Would we make the first traffic light, or get stuck at a red light and be subjected to the squeegee men?

The squeegee men would either spray something on your windshield then demand payment to clean it off, or just start cleaning the windshield figuring you’d pay them rather than risk a confrontation.

It set the tone for the city, along with graffiti and other petty hooliganism.

It was one of the realities of life in NYC until Rudy Giuliani was elected Mayor and cleaned it all up.

It was the broken window theory:

Social psychologists and police officers tend to agree that if a window in a building is broken and is left unrepaired, all the rest of the windows will soon be broken. This is as true in nice neighborhoods as in rundown ones.
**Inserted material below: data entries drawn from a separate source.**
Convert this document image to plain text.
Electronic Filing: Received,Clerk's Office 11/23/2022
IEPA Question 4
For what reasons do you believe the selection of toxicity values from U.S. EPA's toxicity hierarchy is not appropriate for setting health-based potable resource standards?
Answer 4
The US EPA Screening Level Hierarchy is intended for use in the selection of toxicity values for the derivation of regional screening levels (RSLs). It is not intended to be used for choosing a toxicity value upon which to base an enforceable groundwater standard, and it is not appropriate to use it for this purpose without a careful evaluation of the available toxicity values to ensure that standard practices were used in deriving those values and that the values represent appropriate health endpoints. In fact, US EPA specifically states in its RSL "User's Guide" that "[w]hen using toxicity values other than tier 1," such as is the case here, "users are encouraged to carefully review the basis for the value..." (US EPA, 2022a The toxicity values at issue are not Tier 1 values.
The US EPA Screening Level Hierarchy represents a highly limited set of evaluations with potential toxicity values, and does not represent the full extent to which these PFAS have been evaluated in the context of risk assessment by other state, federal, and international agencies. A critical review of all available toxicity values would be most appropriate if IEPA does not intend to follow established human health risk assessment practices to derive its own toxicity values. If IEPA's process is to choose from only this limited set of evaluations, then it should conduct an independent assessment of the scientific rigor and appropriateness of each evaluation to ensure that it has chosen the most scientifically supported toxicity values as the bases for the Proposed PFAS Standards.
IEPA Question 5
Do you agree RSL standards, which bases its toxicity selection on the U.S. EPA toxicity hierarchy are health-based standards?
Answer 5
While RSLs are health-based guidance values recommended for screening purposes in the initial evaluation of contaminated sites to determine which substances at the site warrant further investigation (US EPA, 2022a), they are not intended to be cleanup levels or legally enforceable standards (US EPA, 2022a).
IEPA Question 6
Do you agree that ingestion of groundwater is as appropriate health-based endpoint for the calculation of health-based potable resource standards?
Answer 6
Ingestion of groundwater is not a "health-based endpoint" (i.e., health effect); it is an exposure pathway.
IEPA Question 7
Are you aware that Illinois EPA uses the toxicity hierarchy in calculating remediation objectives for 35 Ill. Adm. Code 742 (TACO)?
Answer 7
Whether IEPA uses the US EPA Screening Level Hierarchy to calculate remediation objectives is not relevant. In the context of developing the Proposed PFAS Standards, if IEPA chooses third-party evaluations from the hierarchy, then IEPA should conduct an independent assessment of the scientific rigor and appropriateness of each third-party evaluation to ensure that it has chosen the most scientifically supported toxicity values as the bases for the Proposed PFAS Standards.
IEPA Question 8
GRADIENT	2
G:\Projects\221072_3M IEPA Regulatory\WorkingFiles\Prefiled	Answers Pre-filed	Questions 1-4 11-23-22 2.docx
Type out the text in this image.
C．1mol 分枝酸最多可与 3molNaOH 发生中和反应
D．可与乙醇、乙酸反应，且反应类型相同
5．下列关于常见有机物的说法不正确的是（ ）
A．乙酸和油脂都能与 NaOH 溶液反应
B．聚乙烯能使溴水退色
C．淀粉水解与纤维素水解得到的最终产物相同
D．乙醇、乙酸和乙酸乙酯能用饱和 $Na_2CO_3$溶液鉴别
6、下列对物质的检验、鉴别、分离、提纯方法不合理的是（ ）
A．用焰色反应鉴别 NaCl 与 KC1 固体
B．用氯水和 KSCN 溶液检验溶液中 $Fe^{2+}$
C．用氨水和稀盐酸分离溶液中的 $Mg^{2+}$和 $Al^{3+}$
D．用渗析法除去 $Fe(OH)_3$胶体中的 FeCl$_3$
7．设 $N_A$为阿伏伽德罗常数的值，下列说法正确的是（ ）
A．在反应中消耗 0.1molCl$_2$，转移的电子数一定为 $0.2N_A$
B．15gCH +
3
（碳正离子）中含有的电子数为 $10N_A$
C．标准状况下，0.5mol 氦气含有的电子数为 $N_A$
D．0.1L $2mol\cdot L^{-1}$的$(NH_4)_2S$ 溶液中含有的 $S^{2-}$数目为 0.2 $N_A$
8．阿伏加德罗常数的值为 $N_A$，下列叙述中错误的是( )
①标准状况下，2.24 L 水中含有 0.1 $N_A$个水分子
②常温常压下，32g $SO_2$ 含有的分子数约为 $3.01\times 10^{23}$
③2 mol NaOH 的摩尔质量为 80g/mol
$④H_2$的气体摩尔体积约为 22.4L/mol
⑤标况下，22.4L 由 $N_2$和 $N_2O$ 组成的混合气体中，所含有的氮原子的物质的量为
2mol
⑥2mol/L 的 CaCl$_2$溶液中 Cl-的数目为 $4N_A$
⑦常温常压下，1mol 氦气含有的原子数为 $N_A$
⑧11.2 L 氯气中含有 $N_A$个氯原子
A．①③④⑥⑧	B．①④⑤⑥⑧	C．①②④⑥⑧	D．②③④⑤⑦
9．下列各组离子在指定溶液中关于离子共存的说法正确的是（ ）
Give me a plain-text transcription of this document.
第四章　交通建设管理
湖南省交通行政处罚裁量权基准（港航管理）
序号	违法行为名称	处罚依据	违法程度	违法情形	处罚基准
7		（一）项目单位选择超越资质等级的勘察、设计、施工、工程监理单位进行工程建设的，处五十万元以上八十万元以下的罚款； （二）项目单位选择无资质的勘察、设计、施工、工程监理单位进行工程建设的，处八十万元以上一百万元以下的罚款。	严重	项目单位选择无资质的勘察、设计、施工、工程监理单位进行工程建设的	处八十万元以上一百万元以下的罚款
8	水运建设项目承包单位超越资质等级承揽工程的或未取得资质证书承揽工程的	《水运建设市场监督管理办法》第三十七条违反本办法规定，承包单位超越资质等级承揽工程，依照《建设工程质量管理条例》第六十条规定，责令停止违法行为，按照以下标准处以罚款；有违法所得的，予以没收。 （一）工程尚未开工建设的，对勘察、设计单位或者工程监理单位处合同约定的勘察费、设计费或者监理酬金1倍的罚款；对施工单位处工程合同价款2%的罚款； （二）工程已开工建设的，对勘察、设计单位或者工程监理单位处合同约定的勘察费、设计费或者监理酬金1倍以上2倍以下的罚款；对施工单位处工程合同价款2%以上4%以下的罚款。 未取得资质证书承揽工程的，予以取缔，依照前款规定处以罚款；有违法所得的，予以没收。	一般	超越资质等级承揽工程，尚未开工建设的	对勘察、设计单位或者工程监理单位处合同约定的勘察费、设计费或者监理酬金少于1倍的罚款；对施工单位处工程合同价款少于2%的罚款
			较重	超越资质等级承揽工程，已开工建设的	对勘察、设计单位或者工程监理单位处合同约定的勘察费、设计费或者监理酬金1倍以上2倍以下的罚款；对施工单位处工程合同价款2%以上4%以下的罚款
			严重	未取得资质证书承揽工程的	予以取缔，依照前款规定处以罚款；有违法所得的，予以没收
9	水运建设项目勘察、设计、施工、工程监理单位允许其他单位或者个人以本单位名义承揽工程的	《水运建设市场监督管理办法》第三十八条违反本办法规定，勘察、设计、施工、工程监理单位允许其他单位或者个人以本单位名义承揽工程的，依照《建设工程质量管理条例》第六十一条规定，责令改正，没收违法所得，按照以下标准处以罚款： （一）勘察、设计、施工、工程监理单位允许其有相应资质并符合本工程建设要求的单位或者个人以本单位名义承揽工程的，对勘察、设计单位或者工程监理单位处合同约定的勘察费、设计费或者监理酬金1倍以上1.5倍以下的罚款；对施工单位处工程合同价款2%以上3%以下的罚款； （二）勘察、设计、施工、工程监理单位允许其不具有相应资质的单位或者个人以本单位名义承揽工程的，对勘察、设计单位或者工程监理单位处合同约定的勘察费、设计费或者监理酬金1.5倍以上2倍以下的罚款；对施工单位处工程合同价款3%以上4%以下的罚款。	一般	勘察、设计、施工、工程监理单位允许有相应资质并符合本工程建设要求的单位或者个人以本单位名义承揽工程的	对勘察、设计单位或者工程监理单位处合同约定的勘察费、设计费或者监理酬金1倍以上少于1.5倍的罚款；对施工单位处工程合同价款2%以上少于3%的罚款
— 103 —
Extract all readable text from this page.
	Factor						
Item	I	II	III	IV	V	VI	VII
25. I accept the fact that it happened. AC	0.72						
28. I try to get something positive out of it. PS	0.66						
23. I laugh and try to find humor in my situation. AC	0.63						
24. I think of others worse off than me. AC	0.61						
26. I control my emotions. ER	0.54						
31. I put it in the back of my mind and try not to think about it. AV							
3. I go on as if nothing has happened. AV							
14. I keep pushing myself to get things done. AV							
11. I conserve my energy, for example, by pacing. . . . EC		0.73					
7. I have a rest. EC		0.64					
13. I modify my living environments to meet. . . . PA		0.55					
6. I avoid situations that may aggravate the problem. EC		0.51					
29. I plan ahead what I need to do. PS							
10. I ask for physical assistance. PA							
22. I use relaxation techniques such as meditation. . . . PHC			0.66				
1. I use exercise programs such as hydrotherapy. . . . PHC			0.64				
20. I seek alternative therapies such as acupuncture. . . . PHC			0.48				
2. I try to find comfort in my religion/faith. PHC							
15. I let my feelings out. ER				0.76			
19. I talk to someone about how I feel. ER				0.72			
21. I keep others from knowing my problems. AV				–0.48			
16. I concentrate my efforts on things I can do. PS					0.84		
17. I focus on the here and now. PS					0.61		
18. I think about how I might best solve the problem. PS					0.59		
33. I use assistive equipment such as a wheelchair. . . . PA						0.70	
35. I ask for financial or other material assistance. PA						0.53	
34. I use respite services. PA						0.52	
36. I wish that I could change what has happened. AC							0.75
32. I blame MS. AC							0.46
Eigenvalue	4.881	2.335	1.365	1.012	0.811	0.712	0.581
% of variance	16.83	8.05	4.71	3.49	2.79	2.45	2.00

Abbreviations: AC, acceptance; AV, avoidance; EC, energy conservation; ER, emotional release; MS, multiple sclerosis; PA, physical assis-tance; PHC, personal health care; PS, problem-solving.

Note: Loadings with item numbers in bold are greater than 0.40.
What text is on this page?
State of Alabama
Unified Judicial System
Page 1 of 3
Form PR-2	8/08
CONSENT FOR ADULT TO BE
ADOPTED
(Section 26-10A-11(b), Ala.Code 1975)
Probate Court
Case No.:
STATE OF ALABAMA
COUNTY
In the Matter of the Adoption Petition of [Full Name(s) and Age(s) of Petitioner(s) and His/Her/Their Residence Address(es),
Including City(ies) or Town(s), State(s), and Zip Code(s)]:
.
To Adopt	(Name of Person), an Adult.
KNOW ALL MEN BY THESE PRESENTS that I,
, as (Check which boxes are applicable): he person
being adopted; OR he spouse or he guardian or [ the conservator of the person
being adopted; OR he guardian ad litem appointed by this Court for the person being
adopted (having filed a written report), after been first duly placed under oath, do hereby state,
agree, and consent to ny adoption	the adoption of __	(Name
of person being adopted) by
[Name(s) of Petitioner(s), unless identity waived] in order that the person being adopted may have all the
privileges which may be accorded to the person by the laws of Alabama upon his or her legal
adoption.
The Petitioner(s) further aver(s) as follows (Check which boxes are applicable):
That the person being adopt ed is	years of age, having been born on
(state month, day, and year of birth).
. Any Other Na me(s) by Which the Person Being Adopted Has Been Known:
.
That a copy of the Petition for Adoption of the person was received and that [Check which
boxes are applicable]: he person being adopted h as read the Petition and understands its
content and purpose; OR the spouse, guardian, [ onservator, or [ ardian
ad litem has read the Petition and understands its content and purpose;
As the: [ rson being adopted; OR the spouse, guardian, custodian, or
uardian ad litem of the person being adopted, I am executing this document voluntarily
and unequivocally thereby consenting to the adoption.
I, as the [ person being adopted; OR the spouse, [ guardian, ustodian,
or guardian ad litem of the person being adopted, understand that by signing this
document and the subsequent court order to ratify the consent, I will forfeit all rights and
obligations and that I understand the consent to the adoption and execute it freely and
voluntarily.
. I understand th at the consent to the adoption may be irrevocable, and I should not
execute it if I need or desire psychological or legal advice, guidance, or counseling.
Window-breaking does not necessarily occur on a large scale because some areas are inhabited by determined window-breakers whereas others are populated by window-lovers; rather, one unrepaired broken window is a signal that no one cares, and so breaking more windows costs nothing.

The squeegee men and similar public displays of lawlessness were held in check even after Rudy left office — until now.

The election of uber-liberal Bill DeBlasio ushered in a new era of the bad old days, as The NY Post reports:

NY Post Squeegee Men

They were the ultimate symbol of the lawlessness and blight of the 1980s and early 1990s — and now they’re making a comeback.
Squeegee men are menacing motorists across New York City, including spots near the Holland, Lincoln and Queens-Midtown tunnels, as well as the Queensboro Bridge, The Post has learned.

Residents and drivers who pass through the areas said the panhandlers are spraying and wiping windshields without permission to shake down drivers for cash.
Their sudden return is an ominous sign according to the proven “broken windows” theory that has kept the city safe by having cops crack down on minor offenses to prevent bigger, violent crimes.

The Post spotted one of the vagrants working the corner of Lexington Avenue and East 37th Street, where a woman turned on the wipers of her Mercedes-Benz to keep him away.

All of this was predictable:

It’s the same thing with immigration — don’t enforce the laws and treat illegal entrants as victims, and you set the mood for the country as one of lawlessness.